Criminoso de Mato Grosso está entre os mortos da Operação no Rio de Janeiro

Foto de Lucas Bellinello
Lucas Bellinello

Um criminoso de Mato Grosso está entre os mortos da Operação Contenção, deflagrada na última terça-feira (28) contra uma facção criminosa que dominava os complexos do Alemão e da Penha, no Rio de Janeiro. A informação foi confirmada nesta quinta-feira (31) pelo secretário de Polícia Civil do Rio, delegado Felipe Curi.

De acordo com Curi, 121 pessoas morreram, sendo 117 suspeitos e quatro policiais — dois civis e dois militares do BOPE.

Nome ainda não revelado

Dos 117 mortos, 99 já foram identificados, mas a polícia ainda não divulgou o nome do mato-grossense, já que o levantamento não inclui o estado de origem de cada um.

Maior operação da história

O secretário detalhou que 78 dos mortos possuíam antecedentes criminais por homicídio, roubo e associação criminosa. Outros 42 tinham mandados de prisão em aberto. Ele também revelou que 40 criminosos eram de outros estados, entre eles um de Mato Grosso, além de suspeitos do Amazonas, Bahia, Ceará, Espírito Santo, Goiás, Pará e Paraíba.

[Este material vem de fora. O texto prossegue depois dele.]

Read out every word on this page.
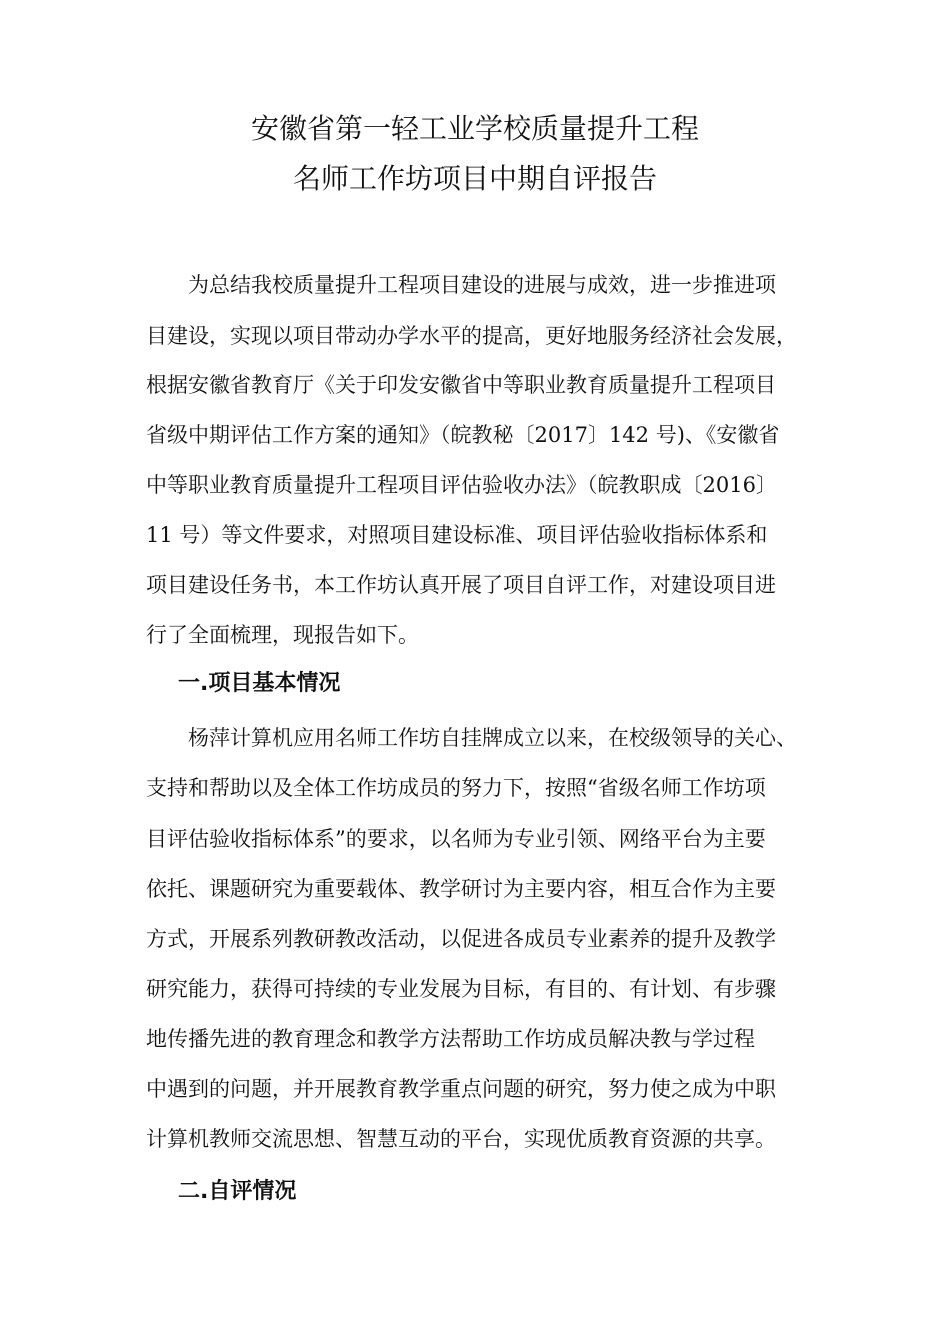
安徽省第一轻工业学校质量提升工程
名师工作坊项目中期自评报告
为总结我校质量提升工程项目建设的进展与成效，进一步推进项
目建设，实现以项目带动办学水平的提高，更好地服务经济社会发展，
根据安徽省教育厅《关于印发安徽省中等职业教育质量提升工程项目
省级中期评估工作方案的通知》（皖教秘〔2017〕142 号)、《安徽省
中等职业教育质量提升工程项目评估验收办法》（皖教职成〔2016〕
11 号）等文件要求，对照项目建设标准、项目评估验收指标体系和
项目建设任务书，本工作坊认真开展了项目自评工作，对建设项目进
行了全面梳理，现报告如下。
一.项目基本情况
杨萍计算机应用名师工作坊自挂牌成立以来，在校级领导的关心、
支持和帮助以及全体工作坊成员的努力下，按照“省级名师工作坊项
目评估验收指标体系”的要求，以名师为专业引领、网络平台为主要
依托、课题研究为重要载体、教学研讨为主要内容，相互合作为主要
方式，开展系列教研教改活动，以促进各成员专业素养的提升及教学
研究能力，获得可持续的专业发展为目标，有目的、有计划、有步骤
地传播先进的教育理念和教学方法帮助工作坊成员解决教与学过程
中遇到的问题，并开展教育教学重点问题的研究，努力使之成为中职
计算机教师交流思想、智慧互动的平台，实现优质教育资源的共享。
二.自评情况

A operação também capturou 113 pessoas e apreendeu 10 menores de idade. Segundo a polícia, quatro líderes nacionais do tráfico estão entre os mortos, incluindo Chico Rato (AM), Mazola (BA), Russo (ES) e Fernando Henrique dos Santos (GO) — apontados como narcoterroristas que comandavam o tráfico em várias regiões do país.

A Operação Contenção mobilizou cerca de 2,5 mil agentes e foi considerada a mais letal da história do Brasil. O objetivo era cumprir 180 mandados de busca e apreensão e 100 de prisão em uma área equivalente a 1.200 campos de futebol, dominada há anos por facções criminosas.

Heróis do Brasil

Entre os policiais mortos estão Marcus Vinícius Cardoso de Carvalho, comissário da 53ª DP (Mesquita); Rodrigo Velloso Cabral, da 39ª DP (Pavuna); Cleiton Serafim Gonçalves e Heber Carvalho da Fonseca, ambos sargentos do BOPE.

A operação segue sendo investigada pela Corregedoria da Polícia Civil e pelo Ministério Público, enquanto as forças de segurança continuam com ações de estabilização nas comunidades ocupadas.